胡瓜を忌む天王様の祟り
どんな伝承か
昭和三十年以前、樹齢四百年といわれた欅の巨木の根本に氏神様が祀られていた。その神は天王様で、いつ祀られたかは分からない。今の石の宮には明治十五年九月十五日と刻まれているが、もっと昔からあったという。天王様は悪病災難を逃れさせてくれるといい、正月には〆縄を飾り、九月十五日には供物を供えて家内揃って参った。ただ不思議なことに、胡瓜を作ってはいけない、特に主人は一生胡瓜を食ってはいけないといわれてきた。天王様が胡瓜を惜しむからだという。先々代の祖父が、子どもの遊びの中にあった御神体を宮に納めたところ、間もなく不幸が起きた。巫子は、子どもと遊びたかった神の祟りだと告げ、深く謝って赦してもらったという。
原典より
昭和三十年以前、樹齢四百年といわれた欅の巨木の根本に、氏神様が祠られていた。—— 郡山の伝説(ふるさとの文化財調査事業・昭和六十一年(1986)刊/監修 大島建彦) より引用地図で位置を見る
※伝承地の場所は必ずしも正確ではありません
出典の文献について
郡山の伝説(ふるさとの文化財調査事業・昭和六十一年(1986)刊/監修 大島建彦)

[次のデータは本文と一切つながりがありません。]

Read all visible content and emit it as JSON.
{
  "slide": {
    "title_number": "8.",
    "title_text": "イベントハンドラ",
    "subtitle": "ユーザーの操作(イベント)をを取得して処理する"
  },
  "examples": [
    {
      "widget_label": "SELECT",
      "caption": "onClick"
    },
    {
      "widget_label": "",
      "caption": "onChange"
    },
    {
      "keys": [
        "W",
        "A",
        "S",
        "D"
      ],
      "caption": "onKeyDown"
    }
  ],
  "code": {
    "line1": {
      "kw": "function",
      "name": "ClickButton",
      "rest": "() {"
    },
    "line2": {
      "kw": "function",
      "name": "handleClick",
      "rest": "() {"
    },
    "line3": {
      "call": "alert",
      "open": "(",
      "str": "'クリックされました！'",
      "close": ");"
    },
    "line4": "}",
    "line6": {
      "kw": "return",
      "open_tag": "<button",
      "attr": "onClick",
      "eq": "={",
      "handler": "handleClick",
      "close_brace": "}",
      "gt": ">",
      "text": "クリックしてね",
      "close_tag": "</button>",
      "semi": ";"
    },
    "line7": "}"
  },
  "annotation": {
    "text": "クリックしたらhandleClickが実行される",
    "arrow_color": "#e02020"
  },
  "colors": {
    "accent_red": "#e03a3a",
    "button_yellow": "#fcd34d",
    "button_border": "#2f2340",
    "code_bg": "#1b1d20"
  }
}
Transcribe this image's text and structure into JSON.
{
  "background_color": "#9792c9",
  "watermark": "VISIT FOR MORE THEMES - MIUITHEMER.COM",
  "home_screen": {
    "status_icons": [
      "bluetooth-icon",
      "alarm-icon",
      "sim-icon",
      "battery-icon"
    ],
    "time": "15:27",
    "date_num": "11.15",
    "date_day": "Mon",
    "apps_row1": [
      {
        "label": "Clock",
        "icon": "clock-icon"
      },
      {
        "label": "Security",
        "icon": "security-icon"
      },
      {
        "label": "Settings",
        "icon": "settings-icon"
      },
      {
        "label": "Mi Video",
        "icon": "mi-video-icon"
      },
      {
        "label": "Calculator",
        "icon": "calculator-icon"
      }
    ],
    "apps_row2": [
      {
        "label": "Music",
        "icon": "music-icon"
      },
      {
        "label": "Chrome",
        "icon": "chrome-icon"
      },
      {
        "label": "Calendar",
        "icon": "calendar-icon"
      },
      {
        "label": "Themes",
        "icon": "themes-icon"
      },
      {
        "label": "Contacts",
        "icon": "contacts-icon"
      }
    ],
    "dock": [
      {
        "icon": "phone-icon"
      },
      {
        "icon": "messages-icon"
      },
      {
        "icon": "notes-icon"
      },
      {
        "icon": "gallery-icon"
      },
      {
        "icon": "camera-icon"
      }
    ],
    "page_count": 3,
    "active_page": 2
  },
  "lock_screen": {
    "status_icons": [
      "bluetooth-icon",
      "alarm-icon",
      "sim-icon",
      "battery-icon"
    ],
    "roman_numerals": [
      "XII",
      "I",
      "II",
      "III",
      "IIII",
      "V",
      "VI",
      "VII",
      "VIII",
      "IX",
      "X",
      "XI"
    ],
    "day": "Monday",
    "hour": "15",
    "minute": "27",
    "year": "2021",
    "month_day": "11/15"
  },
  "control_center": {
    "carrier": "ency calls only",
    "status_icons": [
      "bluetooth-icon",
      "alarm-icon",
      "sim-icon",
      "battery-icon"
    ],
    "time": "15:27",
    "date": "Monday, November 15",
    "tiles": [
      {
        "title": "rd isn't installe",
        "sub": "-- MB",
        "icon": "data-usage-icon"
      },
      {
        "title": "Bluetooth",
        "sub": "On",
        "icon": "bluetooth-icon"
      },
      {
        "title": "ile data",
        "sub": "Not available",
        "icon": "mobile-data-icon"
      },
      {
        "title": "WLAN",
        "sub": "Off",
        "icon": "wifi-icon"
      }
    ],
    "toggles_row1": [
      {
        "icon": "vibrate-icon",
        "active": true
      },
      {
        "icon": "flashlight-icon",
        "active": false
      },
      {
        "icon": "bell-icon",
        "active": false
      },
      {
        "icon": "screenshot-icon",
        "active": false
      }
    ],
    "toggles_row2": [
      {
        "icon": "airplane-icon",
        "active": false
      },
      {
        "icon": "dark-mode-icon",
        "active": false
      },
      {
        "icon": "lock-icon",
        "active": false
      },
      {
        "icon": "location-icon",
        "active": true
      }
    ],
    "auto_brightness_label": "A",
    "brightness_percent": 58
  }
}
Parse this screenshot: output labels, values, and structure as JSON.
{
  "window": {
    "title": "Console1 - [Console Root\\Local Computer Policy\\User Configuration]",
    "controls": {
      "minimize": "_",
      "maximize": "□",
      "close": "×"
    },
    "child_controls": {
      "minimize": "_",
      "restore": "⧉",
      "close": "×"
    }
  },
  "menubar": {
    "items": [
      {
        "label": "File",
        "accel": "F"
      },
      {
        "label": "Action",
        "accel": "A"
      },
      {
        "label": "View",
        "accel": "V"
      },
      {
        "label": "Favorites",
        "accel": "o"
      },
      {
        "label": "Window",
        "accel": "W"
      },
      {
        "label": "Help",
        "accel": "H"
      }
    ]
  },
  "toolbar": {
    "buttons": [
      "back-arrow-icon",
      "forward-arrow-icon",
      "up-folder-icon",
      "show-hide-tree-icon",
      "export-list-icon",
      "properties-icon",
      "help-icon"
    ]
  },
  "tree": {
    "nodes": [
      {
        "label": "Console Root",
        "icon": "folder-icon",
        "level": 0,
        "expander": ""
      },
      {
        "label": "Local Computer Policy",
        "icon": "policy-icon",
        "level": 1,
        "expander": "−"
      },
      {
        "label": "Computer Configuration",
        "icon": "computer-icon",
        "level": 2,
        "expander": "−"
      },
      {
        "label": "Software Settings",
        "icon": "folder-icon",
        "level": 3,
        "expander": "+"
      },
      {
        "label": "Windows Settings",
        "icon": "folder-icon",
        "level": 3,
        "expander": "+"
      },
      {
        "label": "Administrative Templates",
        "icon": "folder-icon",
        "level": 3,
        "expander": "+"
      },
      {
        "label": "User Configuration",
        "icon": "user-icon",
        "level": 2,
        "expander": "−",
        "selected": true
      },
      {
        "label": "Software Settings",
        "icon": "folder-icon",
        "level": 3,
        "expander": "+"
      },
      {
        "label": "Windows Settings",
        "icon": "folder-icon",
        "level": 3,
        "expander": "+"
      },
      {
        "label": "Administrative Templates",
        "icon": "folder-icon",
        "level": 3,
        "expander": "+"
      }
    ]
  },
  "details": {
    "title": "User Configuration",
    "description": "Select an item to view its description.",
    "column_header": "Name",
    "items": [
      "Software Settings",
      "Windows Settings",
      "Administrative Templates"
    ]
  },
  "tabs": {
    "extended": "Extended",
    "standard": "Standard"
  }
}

福島県郡山市(旧安積郡・田村郡域、湖南・熱海・三穂田・逢瀬・西田・中田ほか各町)に伝わる伝説を、木/石・岩/水/塚/坂・峠・山/祠堂/家・村/祭礼・行事の八部門に分類して集成する。坂上田村麻呂や阿古陀媛・采女伝説・萩姫、源義家ら前九年の役の人物伝承、淵や池の主・龍神・河童、弘法大師の清水、稲荷・観音・地蔵の霊験、長者伝説や埋蔵金、隠れキリシタンなど、郡山の地に根ざした怪異・霊験・由来譚を伝承地つきで網羅する。